O Wagner pensou: esse cara está de sacanagem. Mas resolveu não se deixar provocar. Continuou:
“Quan... quan... quan... quanto é esse ca... ca... carrinho?”
“É trin... trin... trin... trinta r-r-r-rrre-reais!”
Aí o Wagner se irritou:
“Que que f-f-f-foi, seu sssem-vvvvergonha?”
“Sssssem-vvvvergonha é t-tu!”
E se puseram a discutir furiosamente. Dois gagos, ambos achando que o outro estava gozando da sua gagueira. Ou disfemia ou disfluência, vá saber.
Alguns e-mails que recebo me oferecem dinheiro. Por Deus. Tem uma senhora generosa da Coreia do Sul que, sabendo-se no fim da vida, quer me dar sua herança, porque não tem filhos. Basta eu fornecer meus dados bancários e responder algumas outras perguntinhas para ela depositar na minha conta.
Outro: “Veja Urszula Radwanska em um minivestido que abalou a internet”. Uau! Desculpe, mas tive de ver aquele minivestido dentro do qual estava Urszula Radwanska, abalando a internet. Abri as fotos. Descobri que Urszula é uma tenista polonesa. Seu vestido era, de fato, mini, mas não fiquei abalado. Sou mais resistente que a internet.

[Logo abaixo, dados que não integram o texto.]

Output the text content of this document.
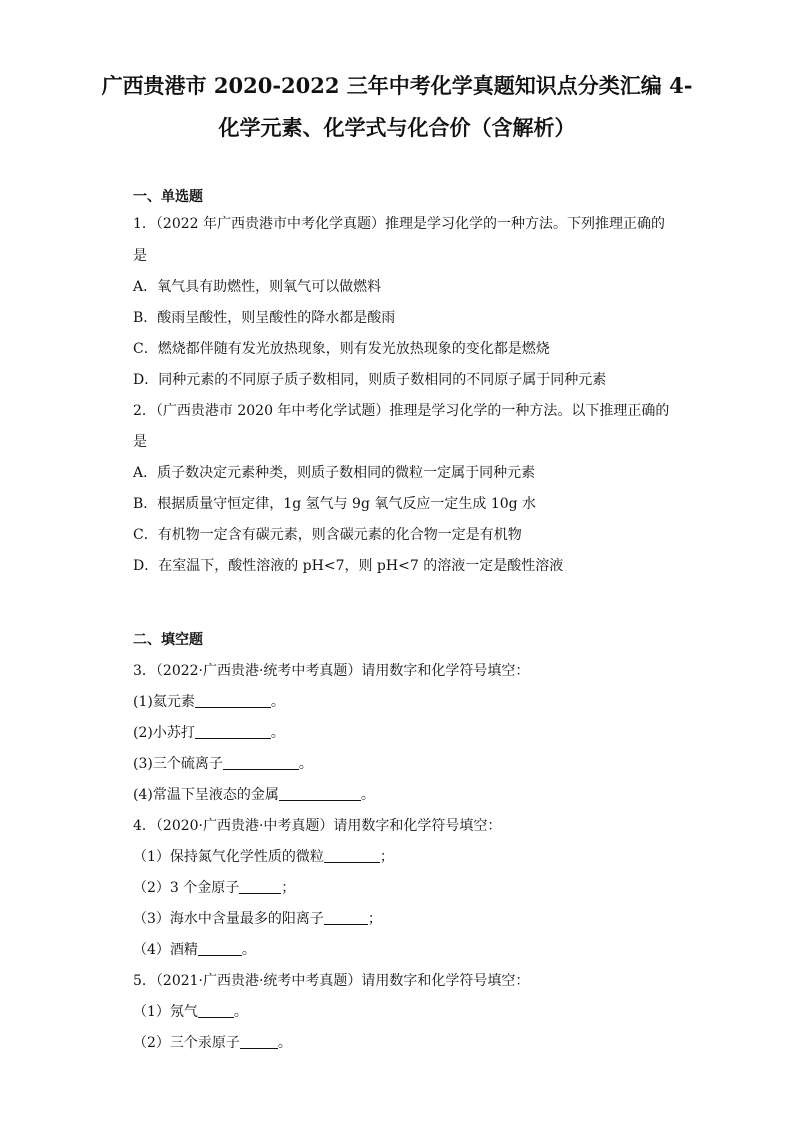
广西贵港市 2020-2022 三年中考化学真题知识点分类汇编 4-
化学元素、化学式与化合价（含解析）
一、单选题
1．（2022 年广西贵港市中考化学真题）推理是学习化学的一种方法。下列推理正确的
是
A．氧气具有助燃性，则氧气可以做燃料
B．酸雨呈酸性，则呈酸性的降水都是酸雨
C．燃烧都伴随有发光放热现象，则有发光放热现象的变化都是燃烧
D．同种元素的不同原子质子数相同，则质子数相同的不同原子属于同种元素
2．（广西贵港市 2020 年中考化学试题）推理是学习化学的一种方法。以下推理正确的
是
A．质子数决定元素种类，则质子数相同的微粒一定属于同种元素
B．根据质量守恒定律，1g 氢气与 9g 氧气反应一定生成 10g 水
C．有机物一定含有碳元素，则含碳元素的化合物一定是有机物
D．在室温下，酸性溶液的 pH<7，则 pH<7 的溶液一定是酸性溶液
二、填空题
3．（2022·广西贵港·统考中考真题）请用数字和化学符号填空：
(1)氦元素	。
(2)小苏打	。
(3)三个硫离子	。
(4)常温下呈液态的金属	。
4．（2020·广西贵港·中考真题）请用数字和化学符号填空：
（1）保持氮气化学性质的微粒	；
（2）3 个金原子	；
（3）海水中含量最多的阳离子	；
（4）酒精	。
5．（2021·广西贵港·统考中考真题）请用数字和化学符号填空：
（1）氖气	。
（2）三个汞原子	。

O próximo foi uma descoberta sensacional: “Edward Niño Hernández, da Colômbia, é o menor homem do mundo”. A matéria era ilustrada por uma foto de Edward ao lado de um labrador bege mais alto do que ele. Interessante.
Houve dois e-mails que atirei direto no lixo. Um, em letras maiúsculas, jurava: “ESSA MENSAGEM É IMPORTANTE”. Se é importante, não precisa tamanha eloquência. Fora! O segundo falava de alguma mulher “poderosa e empoderada”. Não leio nada que contenha a palavra empoderada. Dá azia. Fora!
São milhares de e-mails se oferecendo. Muitos tentadores, como: “Em quarentena, Viviane Bordin faz a alegria dos seguidores postando fotos de biquíni”. Como não ver essas fotos que fazem as pessoas alegres? Vi. Fiquei um pouco alegre.
Tinha também: “Por que elas gostam tanto das preliminares”.
Ou: “Dicas sobre como abrir um brechó”.
E: “Ken Humano fica solteiro na quarentena”. Mas não se espante, não é o Ken que se tornou Barbie. É um certo Ítalo Costa, que, no texto, “revelou os motivos que levaram à sua separação”. Não li acerca dos motivos, mas não me surpreendi. Os Kens Humanos são instáveis. Aprendi isso passeando pelos ricos caminhos da minha caixa de e-mails.